Based on these assumptions, five design principles for effective e-learning can be derived, which mainly concern the design component of a learning environment. Brünken, Koch & Jänen, (2012) summarise them as follows: 

(1)  Multimedia principle: Learners learn better with words and pictures than with words alone

(2)  Principle of contiguity: learners learn better when corresponding words and images are presented directly next to each other or in real time

(3) Principle of coherence: Learners learn better when irrelevant words, images and sounds are excluded

(4) Modality principle: learners learn better with animations and auditory teaching text than with animations and an on-screen text

(5) Redundancy principle: According to this principle, learners learn better with animations and an audibly presented teaching text than with an animation and a visually and audibly presented teaching text

 

The 5 Key Take Aways

 

  1. Writing motivating and effective e-learning concepts is not magic 

  2. Good e-learning results from the sum of many small details

  3. For e-learning to be successful, virtual supervision in the form of an e-tutor is required

  4. If you yourself have no knowledge in the field of online didactics and/or already have experience in the supervision of virtual learning formats, you should ideally get an e-tutor on the site or at least let their feedback flow into the design

  5. E-learning can be fun, motivating & at the same time have a lasting learning effect

 

 

  • Brünken, R., Koch, B. & Jänen, I. (2012).

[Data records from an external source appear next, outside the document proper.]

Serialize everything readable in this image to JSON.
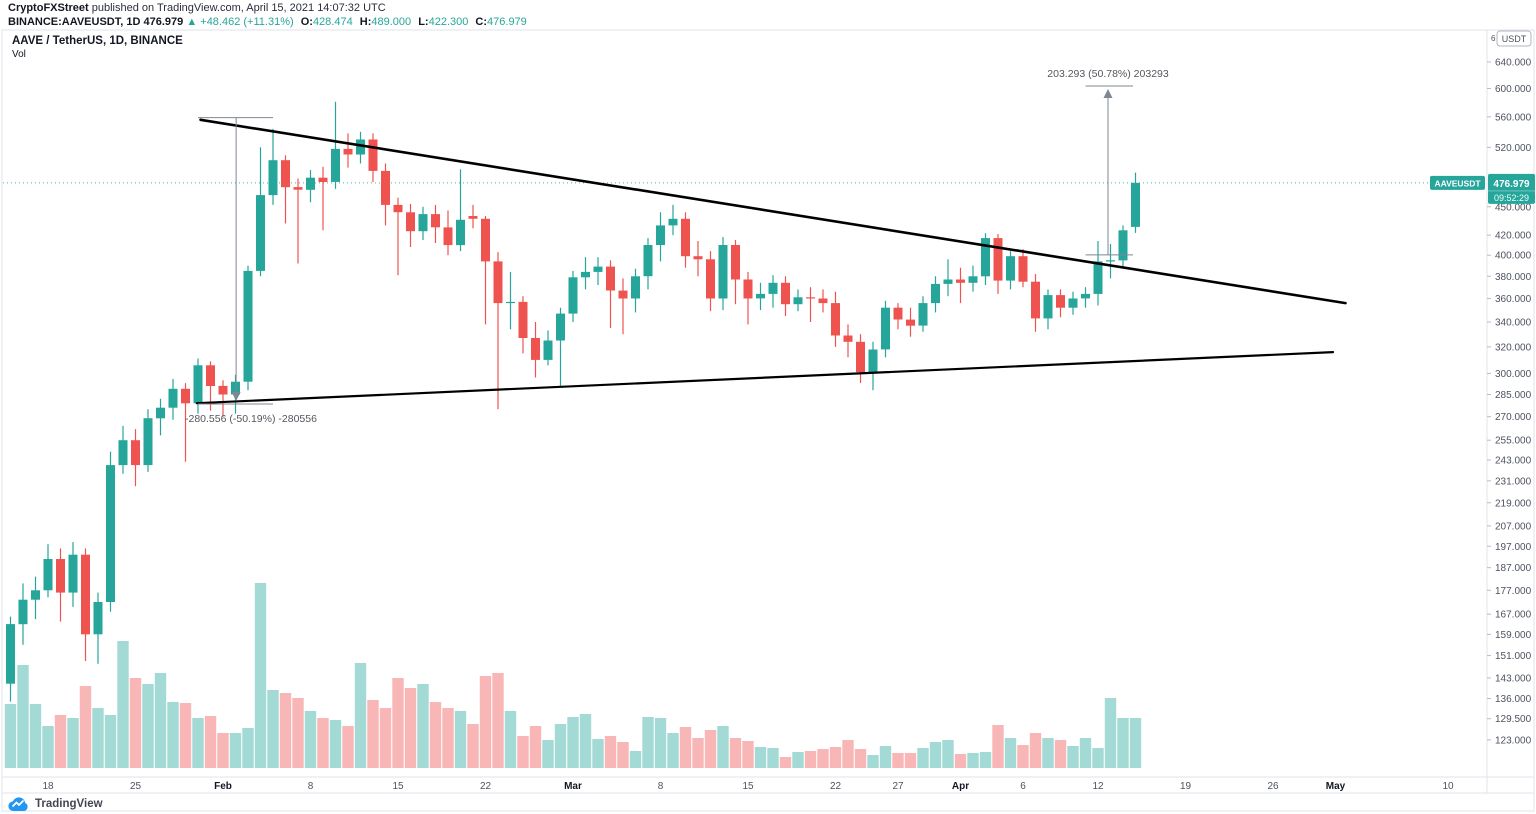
{
  "header": {
    "publisher": "CryptoFXStreet",
    "publisher_suffix": " published on TradingView.com, April 15, 2021 14:07:32 UTC",
    "symbol_line": {
      "symbol": "BINANCE:AAVEUSDT, 1D",
      "last": "476.979",
      "arrow": "▲",
      "change": "+48.462 (+11.31%)",
      "o_label": "O:",
      "o": "428.474",
      "h_label": "H:",
      "h": "489.000",
      "l_label": "L:",
      "l": "422.300",
      "c_label": "C:",
      "c": "476.979"
    }
  },
  "legend": {
    "title": "AAVE / TetherUS, 1D, BINANCE",
    "indicator": "Vol"
  },
  "price_axis": {
    "superscript": "6",
    "currency": "USDT",
    "ticks": [
      "640.000",
      "600.000",
      "560.000",
      "520.000",
      "450.000",
      "420.000",
      "400.000",
      "380.000",
      "360.000",
      "340.000",
      "320.000",
      "300.000",
      "285.000",
      "270.000",
      "255.000",
      "243.000",
      "231.000",
      "219.000",
      "207.000",
      "197.000",
      "187.000",
      "177.000",
      "167.000",
      "159.000",
      "151.000",
      "143.000",
      "136.000",
      "129.500",
      "123.000"
    ]
  },
  "time_axis": {
    "ticks": [
      {
        "label": "18",
        "day": 3
      },
      {
        "label": "25",
        "day": 10
      },
      {
        "label": "Feb",
        "day": 17,
        "major": true
      },
      {
        "label": "8",
        "day": 24
      },
      {
        "label": "15",
        "day": 31
      },
      {
        "label": "22",
        "day": 38
      },
      {
        "label": "Mar",
        "day": 45,
        "major": true
      },
      {
        "label": "8",
        "day": 52
      },
      {
        "label": "15",
        "day": 59
      },
      {
        "label": "22",
        "day": 66
      },
      {
        "label": "27",
        "day": 71
      },
      {
        "label": "Apr",
        "day": 76,
        "major": true
      },
      {
        "label": "6",
        "day": 81
      },
      {
        "label": "12",
        "day": 87
      },
      {
        "label": "19",
        "day": 94
      },
      {
        "label": "26",
        "day": 101
      },
      {
        "label": "May",
        "day": 106,
        "major": true
      },
      {
        "label": "10",
        "day": 115
      }
    ]
  },
  "footer": {
    "brand": "TradingView"
  },
  "colors": {
    "up": "#26a69a",
    "down": "#ef5350",
    "vol_up": "rgba(38,166,154,0.42)",
    "vol_down": "rgba(239,83,80,0.42)",
    "accent": "#26a69a",
    "axis_text": "#4c525e",
    "trend": "#000000",
    "measure": "#7e8792",
    "measure_text": "#53565c",
    "frame": "#e0e3eb",
    "text": "#131722",
    "logo_blue": "#2196f3"
  },
  "chart_data": {
    "type": "candlestick",
    "symbol": "BINANCE:AAVEUSDT",
    "interval": "1D",
    "title": "AAVE / TetherUS, 1D, BINANCE",
    "price_scale": "log",
    "yrange": [
      123,
      660
    ],
    "grid": false,
    "volume_units": "relative",
    "price_line": {
      "price": 476.979,
      "label": "476.979",
      "countdown": "09:52:29",
      "symbol_label": "AAVEUSDT"
    },
    "trendlines": [
      {
        "name": "descending-resistance",
        "from_day": 15.2,
        "from_price": 556,
        "to_day": 106.8,
        "to_price": 356,
        "width": 2.6
      },
      {
        "name": "ascending-support",
        "from_day": 14.9,
        "from_price": 279,
        "to_day": 105.8,
        "to_price": 316,
        "width": 2.2
      }
    ],
    "measurements": [
      {
        "name": "projection-up",
        "label": "203.293 (50.78%) 203293",
        "direction": "up",
        "from_day": 86,
        "to_day": 89.8,
        "arrow_day": 87.8,
        "from_price": 400.34,
        "to_price": 603.63
      },
      {
        "name": "measure-down",
        "label": "-280.556 (-50.19%) -280556",
        "direction": "down",
        "from_day": 15.0,
        "to_day": 21.0,
        "arrow_day": 18.05,
        "from_price": 559.05,
        "to_price": 278.49
      }
    ],
    "columns": [
      "date",
      "open",
      "high",
      "low",
      "close",
      "volume"
    ],
    "candles": [
      [
        "2021-01-15",
        141,
        166,
        135,
        163,
        64
      ],
      [
        "2021-01-16",
        163,
        180,
        155,
        173,
        103
      ],
      [
        "2021-01-17",
        173,
        183,
        165,
        177,
        64
      ],
      [
        "2021-01-18",
        177,
        198,
        174,
        191,
        42
      ],
      [
        "2021-01-19",
        191,
        196,
        164,
        176,
        53
      ],
      [
        "2021-01-20",
        176,
        199,
        170,
        193,
        50
      ],
      [
        "2021-01-21",
        193,
        196,
        149,
        159,
        82
      ],
      [
        "2021-01-22",
        159,
        176,
        148,
        172,
        60
      ],
      [
        "2021-01-23",
        172,
        248,
        168,
        240,
        53
      ],
      [
        "2021-01-24",
        240,
        264,
        235,
        255,
        127
      ],
      [
        "2021-01-25",
        255,
        262,
        228,
        240,
        90
      ],
      [
        "2021-01-26",
        240,
        275,
        236,
        269,
        84
      ],
      [
        "2021-01-27",
        269,
        282,
        258,
        276,
        95
      ],
      [
        "2021-01-28",
        276,
        296,
        268,
        289,
        66
      ],
      [
        "2021-01-29",
        289,
        293,
        242,
        279,
        65
      ],
      [
        "2021-01-30",
        279,
        311,
        272,
        306,
        50
      ],
      [
        "2021-01-31",
        306,
        309,
        274,
        291,
        52
      ],
      [
        "2021-02-01",
        291,
        295,
        270,
        285,
        35
      ],
      [
        "2021-02-02",
        285,
        299,
        272,
        294,
        35
      ],
      [
        "2021-02-03",
        294,
        390,
        288,
        385,
        40
      ],
      [
        "2021-02-04",
        385,
        520,
        380,
        463,
        185
      ],
      [
        "2021-02-05",
        463,
        544,
        452,
        504,
        78
      ],
      [
        "2021-02-06",
        504,
        510,
        432,
        472,
        75
      ],
      [
        "2021-02-07",
        472,
        482,
        392,
        469,
        70
      ],
      [
        "2021-02-08",
        469,
        492,
        455,
        483,
        57
      ],
      [
        "2021-02-09",
        483,
        496,
        425,
        478,
        50
      ],
      [
        "2021-02-10",
        478,
        581,
        470,
        518,
        48
      ],
      [
        "2021-02-11",
        518,
        538,
        495,
        511,
        42
      ],
      [
        "2021-02-12",
        511,
        540,
        500,
        530,
        105
      ],
      [
        "2021-02-13",
        530,
        538,
        478,
        491,
        68
      ],
      [
        "2021-02-14",
        491,
        500,
        430,
        452,
        60
      ],
      [
        "2021-02-15",
        452,
        460,
        381,
        444,
        90
      ],
      [
        "2021-02-16",
        444,
        453,
        408,
        424,
        80
      ],
      [
        "2021-02-17",
        424,
        450,
        415,
        442,
        84
      ],
      [
        "2021-02-18",
        442,
        452,
        412,
        428,
        66
      ],
      [
        "2021-02-19",
        428,
        446,
        400,
        410,
        60
      ],
      [
        "2021-02-20",
        410,
        493,
        404,
        436,
        57
      ],
      [
        "2021-02-21",
        440,
        452,
        427,
        437,
        44
      ],
      [
        "2021-02-22",
        437,
        440,
        338,
        394,
        92
      ],
      [
        "2021-02-23",
        394,
        403,
        275,
        356,
        95
      ],
      [
        "2021-02-24",
        356,
        384,
        334,
        357,
        57
      ],
      [
        "2021-02-25",
        357,
        362,
        315,
        327,
        32
      ],
      [
        "2021-02-26",
        327,
        340,
        297,
        310,
        42
      ],
      [
        "2021-02-27",
        310,
        333,
        306,
        325,
        28
      ],
      [
        "2021-02-28",
        325,
        352,
        291,
        347,
        44
      ],
      [
        "2021-03-01",
        347,
        385,
        340,
        379,
        51
      ],
      [
        "2021-03-02",
        379,
        398,
        368,
        384,
        54
      ],
      [
        "2021-03-03",
        384,
        398,
        372,
        389,
        29
      ],
      [
        "2021-03-04",
        389,
        395,
        335,
        367,
        32
      ],
      [
        "2021-03-05",
        367,
        378,
        330,
        360,
        26
      ],
      [
        "2021-03-06",
        360,
        387,
        348,
        380,
        17
      ],
      [
        "2021-03-07",
        380,
        417,
        368,
        410,
        51
      ],
      [
        "2021-03-08",
        410,
        444,
        394,
        430,
        50
      ],
      [
        "2021-03-09",
        430,
        452,
        420,
        437,
        35
      ],
      [
        "2021-03-10",
        437,
        444,
        388,
        399,
        41
      ],
      [
        "2021-03-11",
        399,
        414,
        380,
        396,
        30
      ],
      [
        "2021-03-12",
        396,
        404,
        349,
        360,
        38
      ],
      [
        "2021-03-13",
        360,
        418,
        350,
        410,
        42
      ],
      [
        "2021-03-14",
        410,
        415,
        355,
        377,
        30
      ],
      [
        "2021-03-15",
        377,
        384,
        338,
        360,
        27
      ],
      [
        "2021-03-16",
        360,
        374,
        350,
        364,
        21
      ],
      [
        "2021-03-17",
        364,
        381,
        352,
        374,
        20
      ],
      [
        "2021-03-18",
        374,
        380,
        345,
        355,
        11
      ],
      [
        "2021-03-19",
        355,
        368,
        349,
        361,
        16
      ],
      [
        "2021-03-20",
        361,
        370,
        340,
        360,
        17
      ],
      [
        "2021-03-21",
        360,
        368,
        348,
        356,
        19
      ],
      [
        "2021-03-22",
        356,
        366,
        320,
        329,
        21
      ],
      [
        "2021-03-23",
        329,
        338,
        312,
        324,
        28
      ],
      [
        "2021-03-24",
        324,
        330,
        293,
        301,
        19
      ],
      [
        "2021-03-25",
        301,
        324,
        288,
        318,
        13
      ],
      [
        "2021-03-26",
        318,
        358,
        312,
        352,
        22
      ],
      [
        "2021-03-27",
        352,
        356,
        334,
        342,
        15
      ],
      [
        "2021-03-28",
        342,
        352,
        328,
        337,
        15
      ],
      [
        "2021-03-29",
        337,
        362,
        332,
        356,
        20
      ],
      [
        "2021-03-30",
        356,
        380,
        348,
        373,
        26
      ],
      [
        "2021-03-31",
        373,
        396,
        362,
        377,
        28
      ],
      [
        "2021-04-01",
        377,
        388,
        356,
        374,
        14
      ],
      [
        "2021-04-02",
        374,
        390,
        366,
        380,
        15
      ],
      [
        "2021-04-03",
        380,
        422,
        372,
        417,
        16
      ],
      [
        "2021-04-04",
        417,
        421,
        364,
        376,
        43
      ],
      [
        "2021-04-05",
        376,
        404,
        368,
        399,
        30
      ],
      [
        "2021-04-06",
        399,
        406,
        370,
        375,
        23
      ],
      [
        "2021-04-07",
        375,
        382,
        332,
        343,
        35
      ],
      [
        "2021-04-08",
        343,
        368,
        334,
        363,
        30
      ],
      [
        "2021-04-09",
        363,
        368,
        344,
        352,
        28
      ],
      [
        "2021-04-10",
        352,
        366,
        346,
        360,
        22
      ],
      [
        "2021-04-11",
        360,
        370,
        352,
        364,
        30
      ],
      [
        "2021-04-12",
        364,
        414,
        354,
        394,
        20
      ],
      [
        "2021-04-13",
        394,
        411,
        378,
        395,
        70
      ],
      [
        "2021-04-14",
        395,
        430,
        388,
        425,
        50
      ],
      [
        "2021-04-15",
        428.474,
        489.0,
        422.3,
        476.979,
        50
      ]
    ]
  }
}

Pädagogisch-Psychologische Grundlagen. In M. Henninger & H. Mandl (Hrsg.), Handbuch Medien- und Bildungsmanagement (S.91- 106). Weinheim: Beltz Verlag

  • Hesse, F.W.; Garsoffsky, B. & Hron, A. (1997). Interface-Design für computergestützes kooperatives Lernen. In L.J. Issing & P.Klimsa (Hrsg.), Information und Lernen mit Multimedia (2. Überarbeitete Aufl., S.253-267). Weinheim: Beltz-PVU. 

  • Mayer, R.E. (2005). Multimedia Learning. Cambridge: University Press.